Die Friedensfestspiele sind das Großereignis im Herbstgebirge: Angehörige der unterschiedlichsten Völker kommen hier zusammen, um Handel zu treiben und einen Sängerwettstreit auszutragen. Erle Zapf, die zu den von Zwergen und Menschen abstammenden Dappen gehört, ist allerdings nicht in Feierlaune. Dass ihr Vater unbedingt die Gelegenheit nutzen will, einen Ehemann für sie zu suchen, verdirbt ihr die Stimmung gründlich. Mit ihrem kleinen Neffen Brun eine Runde über den Markt zu drehen und dabei Ausschau nach der Zwergenfrau Nork zu halten, in die sie heimlich verliebt ist, bietet eine willkommene Abwechslung. Doch das Wiedersehen mit Nork verläuft nicht wie erhofft, und dann kommt auch noch Brun im Gedränge abhanden. Erle muss sich auf die Suche nach ihm machen und gerät in ein Abenteuer, das ihr Leben von Grund auf verändern wird …

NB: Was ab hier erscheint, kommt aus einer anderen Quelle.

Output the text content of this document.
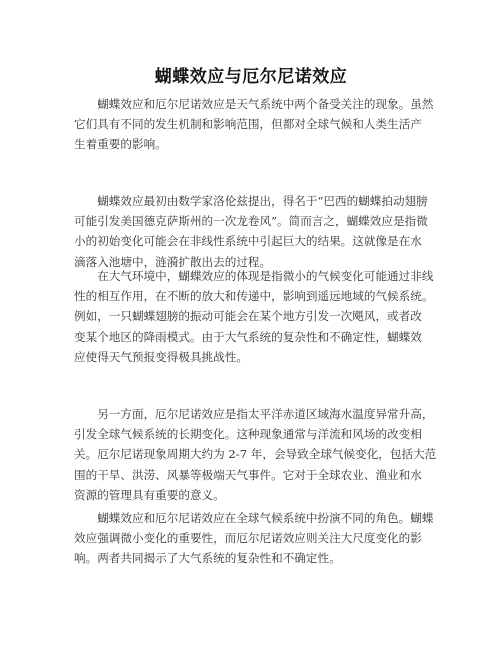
蝴蝶效应与厄尔尼诺效应
　　蝴蝶效应和厄尔尼诺效应是天气系统中两个备受关注的现象。虽然
它们具有不同的发生机制和影响范围，但都对全球气候和人类生活产
生着重要的影响。
　　蝴蝶效应最初由数学家洛伦兹提出，得名于“巴西的蝴蝶拍动翅膀
可能引发美国德克萨斯州的一次龙卷风”。简而言之，蝴蝶效应是指微
小的初始变化可能会在非线性系统中引起巨大的结果。这就像是在水
滴落入池塘中，涟漪扩散出去的过程。
　　在大气环境中，蝴蝶效应的体现是指微小的气候变化可能通过非线
性的相互作用，在不断的放大和传递中，影响到遥远地域的气候系统。
例如，一只蝴蝶翅膀的振动可能会在某个地方引发一次飓风，或者改
变某个地区的降雨模式。由于大气系统的复杂性和不确定性，蝴蝶效
应使得天气预报变得极具挑战性。
　　另一方面，厄尔尼诺效应是指太平洋赤道区域海水温度异常升高，
引发全球气候系统的长期变化。这种现象通常与洋流和风场的改变相
关。厄尔尼诺现象周期大约为 2-7 年，会导致全球气候变化，包括大范
围的干旱、洪涝、风暴等极端天气事件。它对于全球农业、渔业和水
资源的管理具有重要的意义。
　　蝴蝶效应和厄尔尼诺效应在全球气候系统中扮演不同的角色。蝴蝶
效应强调微小变化的重要性，而厄尔尼诺效应则关注大尺度变化的影
响。两者共同揭示了大气系统的复杂性和不确定性。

Iva Moor erzählt in Das Lied der Tollpatsche eine sympathische Geschichte, in der eine junge Frau trotz aller Vorurteile zwischen den einzelnen Gemeinschaften und innerhalb davon lernt, ihren eigenen Weg zu gehen. Der Schwerpunkt liegt dabei auf inneren Entwicklungen und zwischenmenschlichen (bzw. -dappischen und -zwergischen) Beziehungen, denn auch wenn im Zuge von Bruns Verschwinden durchaus eine lebensgefährliche Situation zu bewältigen ist, sind ihre langfristigen Auswirkungen auf Erle und Nork und das Verhältnis der beiden zueinander weit zentraler als jede vordergründige Action. Dass manches aufgrund der Kürze der Geschichte, die nur etwa 30 Seiten umfasst, eher angedeutet als detailliert ausgeführt ist, schadet nicht, denn Ivar Moor versteht sich darauf, auch in kleine Gesten und Bemerkungen viel zu legen und ihr Lesepublikum daraus seine Schlüsse ziehen zu lassen.

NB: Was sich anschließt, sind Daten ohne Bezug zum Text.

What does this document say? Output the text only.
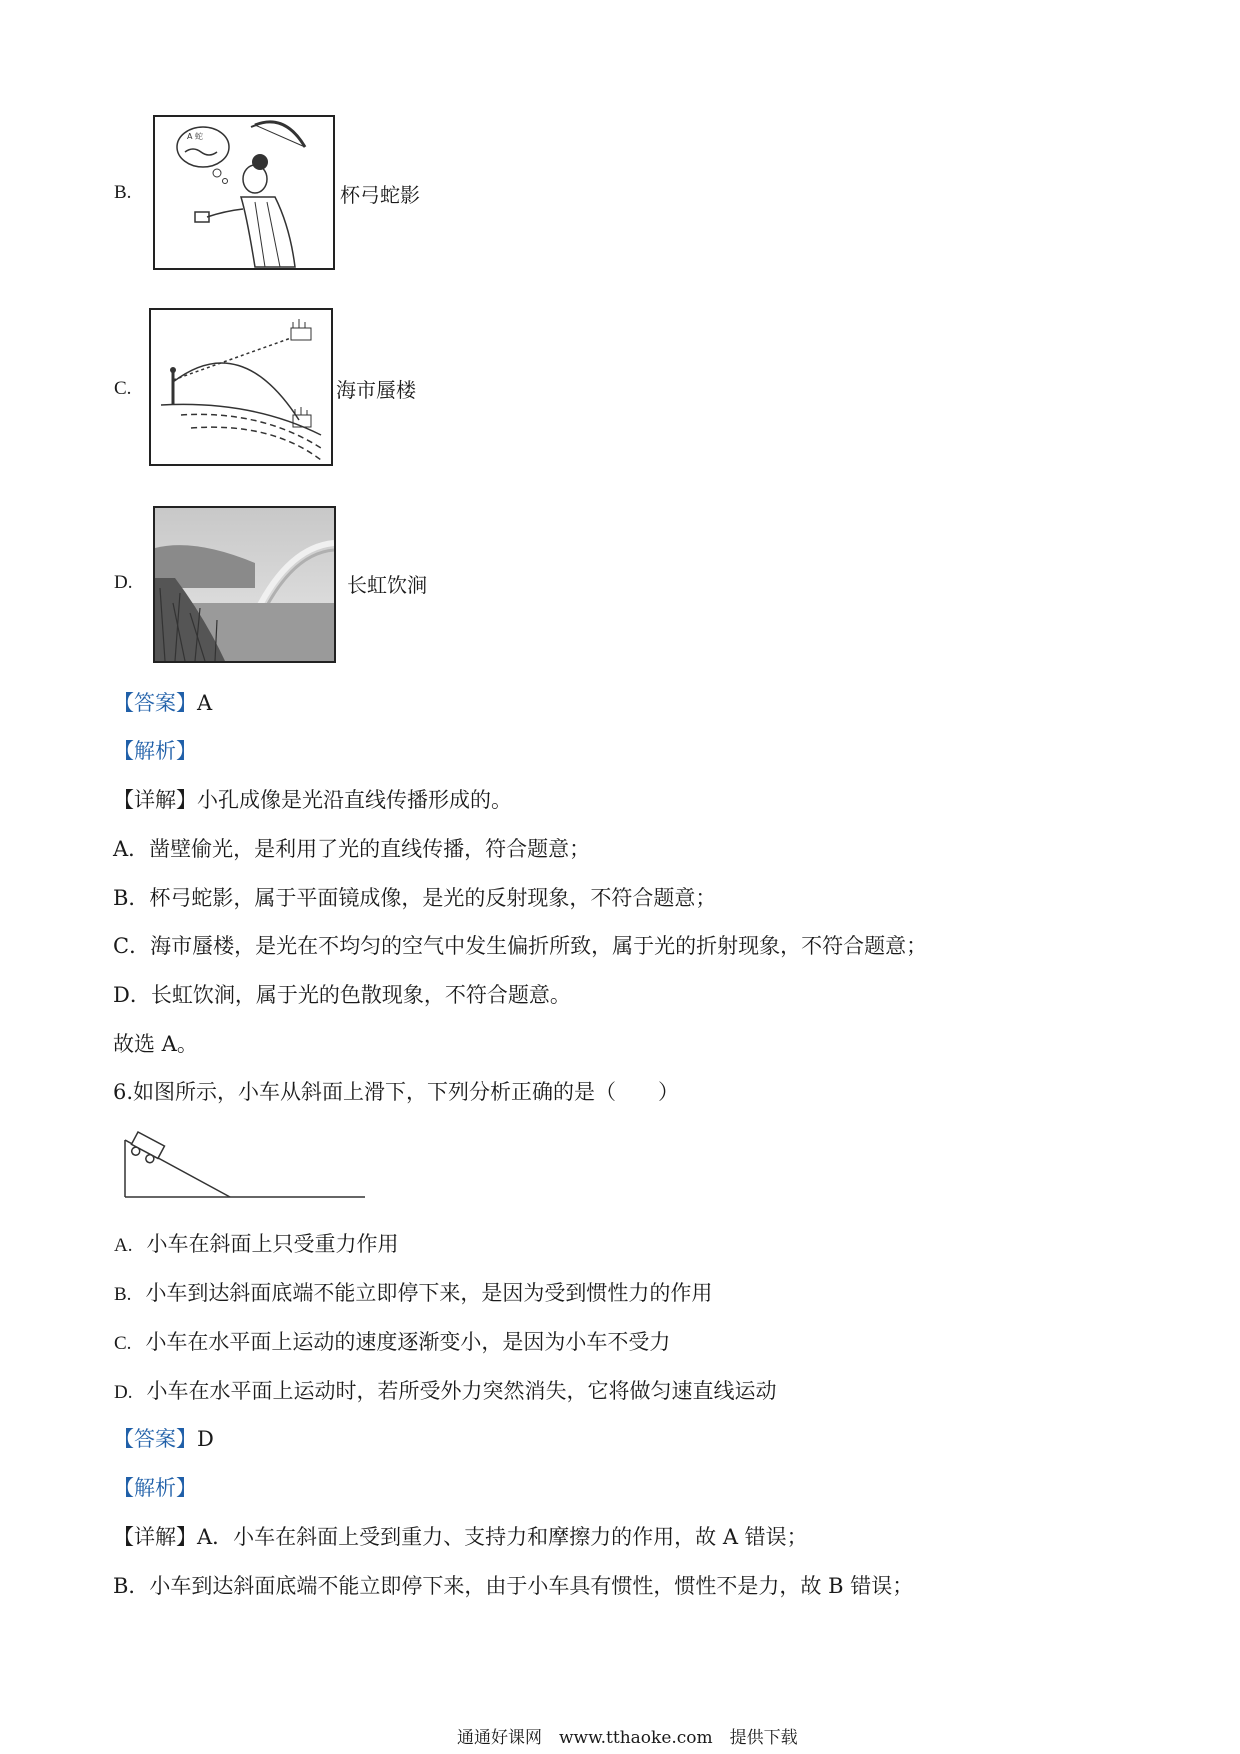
B.
A 蛇
杯弓蛇影
C.	海市蜃楼
D.	长虹饮涧
【答案】A
【解析】
【详解】小孔成像是光沿直线传播形成的。
A．凿壁偷光，是利用了光的直线传播，符合题意；
B．杯弓蛇影，属于平面镜成像，是光的反射现象，不符合题意；
C．海市蜃楼，是光在不均匀的空气中发生偏折所致，属于光的折射现象，不符合题意；
D．长虹饮涧，属于光的色散现象，不符合题意。
故选 A。
6.如图所示，小车从斜面上滑下，下列分析正确的是（　　）
A. 小车在斜面上只受重力作用
B. 小车到达斜面底端不能立即停下来，是因为受到惯性力的作用
C. 小车在水平面上运动的速度逐渐变小，是因为小车不受力
D. 小车在水平面上运动时，若所受外力突然消失，它将做匀速直线运动
【答案】D
【解析】
【详解】A．小车在斜面上受到重力、支持力和摩擦力的作用，故 A 错误；
B．小车到达斜面底端不能立即停下来，由于小车具有惯性，惯性不是力，故 B 错误；
通通好课网　www.tthaoke.com　提供下载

Neben der einfühlsamen Figurenzeichnung liegt die Stärke der Erzählung in ihrem Weltenbau, der jede Menge netter Einfälle bietet. So lernt man nicht nur die im Textilhandwerk höchst erfolgreichen, aber ansonsten unter den Zwergen als Tollpatsche verschrienen Dappen kennen (die etymologisch vielleicht mit dem Dilldapp verwandt sind), sondern auch geschlechtsspezifische zwergische Bartmoden, eine ganz besondere Wirkung von Musik und Norks als Spürhundersatz dienendes Pirkel (eine ebenso niedliche wie charaktervolle Mischung aus Hermelin und Schweinchen).

Als schnelle Lektüre für zwischendurch, die einen an die schönen und fabulierfreudigen Seiten eines heute oft auf düstereren Wegen wandelnden Genres erinnert, ist Das Lied der Tollpatsche daher genau richtig und macht Lust auf mehr aus Iva Moors Feder.

Iva Moor: Das Lied der Tollpatsche. Wien, Littera Magia, 2021 (E-Book).